What the Lite edition includes
Section titled “What the Lite edition includes”Full transparency: The Lite edition isn’t designed to be used long term. It’s more of a demo than a free plugin, a way to get a feel for Contracts if you’re unsure about buying the Full edition. If you like it even a little, you’ll love the Full edition.
Here’s what Lite includes:
- Objectives: Kill, Gather, Loot, Turn In, Craft, Plant.
- Conditions: Weapon, Time of Day, and the logical conditions And, Or, and Not.
- Rewards: Item, Economics, ServerRewards, and Score, without reward permissions.
- Logging events: Contract Accepted, Contract Completed, and Contract Abandoned.
Other excluded features include:
- the HUD
- per-category permission caps
- reward permissions
What premium content does on Lite
Section titled “What premium content does on Lite”Nothing you author on Lite is lost or rejected.

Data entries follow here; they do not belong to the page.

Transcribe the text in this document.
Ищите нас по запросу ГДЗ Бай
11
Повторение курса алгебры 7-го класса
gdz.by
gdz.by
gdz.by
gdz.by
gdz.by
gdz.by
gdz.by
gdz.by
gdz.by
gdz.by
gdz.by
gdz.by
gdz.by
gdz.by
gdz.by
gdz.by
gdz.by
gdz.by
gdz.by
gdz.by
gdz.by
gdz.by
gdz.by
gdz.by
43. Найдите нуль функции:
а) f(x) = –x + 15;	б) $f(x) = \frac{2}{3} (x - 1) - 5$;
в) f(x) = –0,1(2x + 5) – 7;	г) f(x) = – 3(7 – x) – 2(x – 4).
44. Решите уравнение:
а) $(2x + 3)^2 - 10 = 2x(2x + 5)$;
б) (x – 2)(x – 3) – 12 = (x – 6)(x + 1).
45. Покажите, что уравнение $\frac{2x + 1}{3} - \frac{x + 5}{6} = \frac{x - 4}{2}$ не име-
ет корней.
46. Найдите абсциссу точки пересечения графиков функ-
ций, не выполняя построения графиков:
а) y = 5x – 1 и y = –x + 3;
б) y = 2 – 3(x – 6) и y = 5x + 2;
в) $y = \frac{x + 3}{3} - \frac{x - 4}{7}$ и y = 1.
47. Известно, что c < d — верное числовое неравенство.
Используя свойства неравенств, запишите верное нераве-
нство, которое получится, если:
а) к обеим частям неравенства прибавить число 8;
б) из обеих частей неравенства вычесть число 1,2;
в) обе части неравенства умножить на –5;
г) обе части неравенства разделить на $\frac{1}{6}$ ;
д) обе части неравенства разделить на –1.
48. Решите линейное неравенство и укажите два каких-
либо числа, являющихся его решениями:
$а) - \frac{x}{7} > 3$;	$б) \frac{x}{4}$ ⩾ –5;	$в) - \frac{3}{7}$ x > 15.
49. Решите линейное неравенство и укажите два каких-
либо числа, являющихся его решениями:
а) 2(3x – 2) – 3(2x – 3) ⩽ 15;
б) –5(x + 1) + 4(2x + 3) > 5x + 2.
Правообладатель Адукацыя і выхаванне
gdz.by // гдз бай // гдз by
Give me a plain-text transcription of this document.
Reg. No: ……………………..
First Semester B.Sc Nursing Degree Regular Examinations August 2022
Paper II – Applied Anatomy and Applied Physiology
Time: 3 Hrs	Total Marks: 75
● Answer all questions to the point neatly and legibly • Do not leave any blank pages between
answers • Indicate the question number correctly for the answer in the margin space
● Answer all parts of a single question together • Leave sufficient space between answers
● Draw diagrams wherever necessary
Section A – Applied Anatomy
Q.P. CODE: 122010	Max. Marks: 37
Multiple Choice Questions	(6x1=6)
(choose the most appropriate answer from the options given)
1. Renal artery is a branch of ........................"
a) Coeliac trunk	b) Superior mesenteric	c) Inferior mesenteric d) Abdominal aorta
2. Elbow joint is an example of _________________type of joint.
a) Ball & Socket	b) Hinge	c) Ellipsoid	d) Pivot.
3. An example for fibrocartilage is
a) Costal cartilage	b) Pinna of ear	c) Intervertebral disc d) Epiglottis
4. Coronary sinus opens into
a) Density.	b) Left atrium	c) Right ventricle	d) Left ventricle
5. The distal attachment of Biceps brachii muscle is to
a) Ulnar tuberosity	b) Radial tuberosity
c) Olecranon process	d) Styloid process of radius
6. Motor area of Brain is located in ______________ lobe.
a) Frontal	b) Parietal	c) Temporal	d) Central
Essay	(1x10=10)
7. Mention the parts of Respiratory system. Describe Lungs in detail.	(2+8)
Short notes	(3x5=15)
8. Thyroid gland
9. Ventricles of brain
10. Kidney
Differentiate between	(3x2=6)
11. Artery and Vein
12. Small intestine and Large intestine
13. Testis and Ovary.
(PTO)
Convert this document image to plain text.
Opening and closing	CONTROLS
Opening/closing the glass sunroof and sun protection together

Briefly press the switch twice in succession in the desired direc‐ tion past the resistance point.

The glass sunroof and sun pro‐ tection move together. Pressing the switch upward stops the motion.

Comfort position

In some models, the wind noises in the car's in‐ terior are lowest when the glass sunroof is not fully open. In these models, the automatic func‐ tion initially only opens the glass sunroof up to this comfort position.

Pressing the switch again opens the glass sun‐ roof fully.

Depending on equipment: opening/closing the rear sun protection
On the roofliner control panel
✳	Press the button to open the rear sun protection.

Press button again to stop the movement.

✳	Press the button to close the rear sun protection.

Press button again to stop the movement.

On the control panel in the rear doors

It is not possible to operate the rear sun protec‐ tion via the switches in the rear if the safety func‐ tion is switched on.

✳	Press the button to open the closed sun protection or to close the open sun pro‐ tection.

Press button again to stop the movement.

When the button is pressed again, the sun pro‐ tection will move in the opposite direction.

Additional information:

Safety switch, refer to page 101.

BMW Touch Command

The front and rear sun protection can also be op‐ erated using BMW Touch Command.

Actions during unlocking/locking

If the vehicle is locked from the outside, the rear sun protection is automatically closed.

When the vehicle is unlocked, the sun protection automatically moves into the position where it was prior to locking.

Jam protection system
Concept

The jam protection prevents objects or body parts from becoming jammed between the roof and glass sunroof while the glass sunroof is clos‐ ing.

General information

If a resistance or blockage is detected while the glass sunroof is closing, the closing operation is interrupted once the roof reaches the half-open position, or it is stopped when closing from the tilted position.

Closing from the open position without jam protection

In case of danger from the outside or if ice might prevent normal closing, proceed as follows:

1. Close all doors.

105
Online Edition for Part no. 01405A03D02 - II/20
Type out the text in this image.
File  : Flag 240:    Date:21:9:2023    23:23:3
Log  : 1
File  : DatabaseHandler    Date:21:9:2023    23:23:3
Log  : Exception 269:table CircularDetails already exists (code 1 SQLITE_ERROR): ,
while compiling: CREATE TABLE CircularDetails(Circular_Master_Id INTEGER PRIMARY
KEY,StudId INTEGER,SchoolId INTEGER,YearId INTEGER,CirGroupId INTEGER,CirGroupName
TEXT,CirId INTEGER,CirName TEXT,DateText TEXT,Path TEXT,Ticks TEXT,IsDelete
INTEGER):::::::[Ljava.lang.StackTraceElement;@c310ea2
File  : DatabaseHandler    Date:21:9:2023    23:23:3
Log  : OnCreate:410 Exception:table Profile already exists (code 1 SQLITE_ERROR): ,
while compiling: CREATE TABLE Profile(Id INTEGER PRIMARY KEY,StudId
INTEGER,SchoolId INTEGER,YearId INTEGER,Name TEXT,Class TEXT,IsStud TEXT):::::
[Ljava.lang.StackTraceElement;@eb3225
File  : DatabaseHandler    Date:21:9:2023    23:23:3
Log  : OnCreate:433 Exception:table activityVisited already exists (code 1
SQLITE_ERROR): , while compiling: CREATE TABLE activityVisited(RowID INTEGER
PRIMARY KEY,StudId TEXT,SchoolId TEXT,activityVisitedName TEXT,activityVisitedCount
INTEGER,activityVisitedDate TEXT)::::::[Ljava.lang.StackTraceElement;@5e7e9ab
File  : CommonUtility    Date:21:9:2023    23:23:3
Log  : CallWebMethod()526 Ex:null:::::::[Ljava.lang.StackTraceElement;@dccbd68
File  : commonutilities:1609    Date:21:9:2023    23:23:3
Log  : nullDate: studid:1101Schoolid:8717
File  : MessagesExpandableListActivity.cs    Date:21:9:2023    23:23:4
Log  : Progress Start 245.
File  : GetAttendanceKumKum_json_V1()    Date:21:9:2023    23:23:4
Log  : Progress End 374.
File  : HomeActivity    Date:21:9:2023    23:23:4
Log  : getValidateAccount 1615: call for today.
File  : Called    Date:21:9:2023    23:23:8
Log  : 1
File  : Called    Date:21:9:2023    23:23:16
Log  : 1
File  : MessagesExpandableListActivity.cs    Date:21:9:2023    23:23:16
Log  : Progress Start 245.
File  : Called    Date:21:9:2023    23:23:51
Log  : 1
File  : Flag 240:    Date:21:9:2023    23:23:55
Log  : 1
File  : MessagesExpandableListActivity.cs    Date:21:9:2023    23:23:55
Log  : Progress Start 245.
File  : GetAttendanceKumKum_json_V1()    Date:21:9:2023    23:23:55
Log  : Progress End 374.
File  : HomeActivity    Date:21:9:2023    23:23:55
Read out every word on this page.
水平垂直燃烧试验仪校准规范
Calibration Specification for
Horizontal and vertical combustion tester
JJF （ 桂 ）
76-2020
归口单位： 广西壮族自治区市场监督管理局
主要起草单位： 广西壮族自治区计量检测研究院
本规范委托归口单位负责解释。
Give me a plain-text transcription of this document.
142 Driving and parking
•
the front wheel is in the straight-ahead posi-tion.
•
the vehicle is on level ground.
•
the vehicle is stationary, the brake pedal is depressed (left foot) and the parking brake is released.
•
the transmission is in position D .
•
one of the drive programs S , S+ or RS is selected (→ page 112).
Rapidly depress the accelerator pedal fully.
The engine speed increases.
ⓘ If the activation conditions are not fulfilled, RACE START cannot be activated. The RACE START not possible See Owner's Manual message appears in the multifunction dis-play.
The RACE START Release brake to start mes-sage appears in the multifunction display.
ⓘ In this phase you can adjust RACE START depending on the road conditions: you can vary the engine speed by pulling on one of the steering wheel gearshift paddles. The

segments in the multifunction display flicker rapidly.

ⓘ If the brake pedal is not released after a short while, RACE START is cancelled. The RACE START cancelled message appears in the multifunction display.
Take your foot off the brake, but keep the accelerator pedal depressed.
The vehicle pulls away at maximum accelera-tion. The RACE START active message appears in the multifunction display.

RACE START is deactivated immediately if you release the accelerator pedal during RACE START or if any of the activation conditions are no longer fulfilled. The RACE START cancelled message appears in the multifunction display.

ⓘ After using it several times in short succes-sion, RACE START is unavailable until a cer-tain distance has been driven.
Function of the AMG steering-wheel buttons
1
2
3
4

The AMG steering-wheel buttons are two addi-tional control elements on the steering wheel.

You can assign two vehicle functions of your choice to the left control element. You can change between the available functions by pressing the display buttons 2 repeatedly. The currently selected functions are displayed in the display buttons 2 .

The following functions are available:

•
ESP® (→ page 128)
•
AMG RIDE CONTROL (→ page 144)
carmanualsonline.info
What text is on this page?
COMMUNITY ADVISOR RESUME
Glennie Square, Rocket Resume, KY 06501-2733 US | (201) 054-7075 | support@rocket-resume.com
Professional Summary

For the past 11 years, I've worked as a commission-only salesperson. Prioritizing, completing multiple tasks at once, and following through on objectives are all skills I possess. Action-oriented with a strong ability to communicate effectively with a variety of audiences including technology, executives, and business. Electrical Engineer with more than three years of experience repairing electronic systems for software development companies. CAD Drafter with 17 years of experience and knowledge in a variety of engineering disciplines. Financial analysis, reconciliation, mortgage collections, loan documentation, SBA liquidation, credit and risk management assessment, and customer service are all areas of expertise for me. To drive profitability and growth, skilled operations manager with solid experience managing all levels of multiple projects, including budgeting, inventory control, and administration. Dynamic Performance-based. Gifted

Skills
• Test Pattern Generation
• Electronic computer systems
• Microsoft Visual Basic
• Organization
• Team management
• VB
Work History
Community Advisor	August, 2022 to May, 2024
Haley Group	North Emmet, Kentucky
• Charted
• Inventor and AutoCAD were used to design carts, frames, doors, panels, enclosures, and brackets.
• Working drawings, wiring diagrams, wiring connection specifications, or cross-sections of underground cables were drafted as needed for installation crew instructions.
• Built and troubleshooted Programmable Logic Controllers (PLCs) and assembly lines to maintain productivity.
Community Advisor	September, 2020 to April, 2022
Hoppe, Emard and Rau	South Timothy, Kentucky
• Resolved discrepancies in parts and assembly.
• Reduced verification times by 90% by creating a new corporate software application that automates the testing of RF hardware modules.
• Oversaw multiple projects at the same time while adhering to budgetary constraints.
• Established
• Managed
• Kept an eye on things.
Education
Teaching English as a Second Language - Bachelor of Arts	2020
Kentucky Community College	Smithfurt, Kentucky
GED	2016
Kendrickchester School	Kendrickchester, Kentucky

Premium content stays in your files untouched and simply sits inactive until you upgrade. A Lite server is indistinguishable to players from a Full server where no one holds a premium grant: there is no upsell, no locked-feature message, no sign that the edition is reduced.
- Contracts that use a premium objective or condition are locked. They are never drawn into a category’s rotation and can’t be accepted, so players never see them. The contract’s definition is preserved exactly.
- Command rewards and rewards with reward permissions are never granted. They appear through the normal ineligible-reward treatment, the same as a reward a player doesn’t qualify for. The rest of the contract stays fully playable.
- Per-category contract caps are not enforced. A category behaves as it does for a player who holds none of its listed permissions (uncapped at the category level; the global cap still binds).
- The HUD is absent. There is no on-screen tracker and no HUD-related commands or limits.
- Premium logging events are not written. Only Contract Accepted, Completed, and Abandoned are recorded.
Disclaimer: Empty version updates
Section titled “Disclaimer: Empty version updates”Because the Lite edition is a subset of Full, its version number always matches the Full edition’s. As a result, some updates you receive on Lite will contain effectively no changes for your edition. I’ll try my best to note when a release is Lite-relevant, but keep up to date with the plugin versions regardless: staying current limits your exposure to issues if you later upgrade to Full.
How premium features are gated
Section titled “How premium features are gated”You might be tempted to flip a few booleans in the plugin’s code to make premium features work on Lite. Don’t: it won’t work, and it may have unintended consequences.
When the plugin is compiled for release, premium code is literally stripped out of the Lite edition using C# preprocessor directives. The functionality isn’t hidden, it simply doesn’t exist.
Some code paths use explicit edition checks instead. These don’t gate premium code, they keep the Lite edition from executing or displaying premium code paths that lead to dead ends. Removing them won’t make premium features work, it will just make the Lite edition crash or misbehave.
Other code paths reference premium features, but the code that makes them work isn’t present in the Lite edition. For example, the C# classes that define premium objective types and conditions exist in the Lite edition, but the code that defines their behavior does not. This lets the Lite edition coexist with premium data files, so upgrading to Full is literally just swapping in the Full Contracts.cs and reloading the plugin. Without these class definitions, premium data files on Lite could crash the plugin or make it delete data files.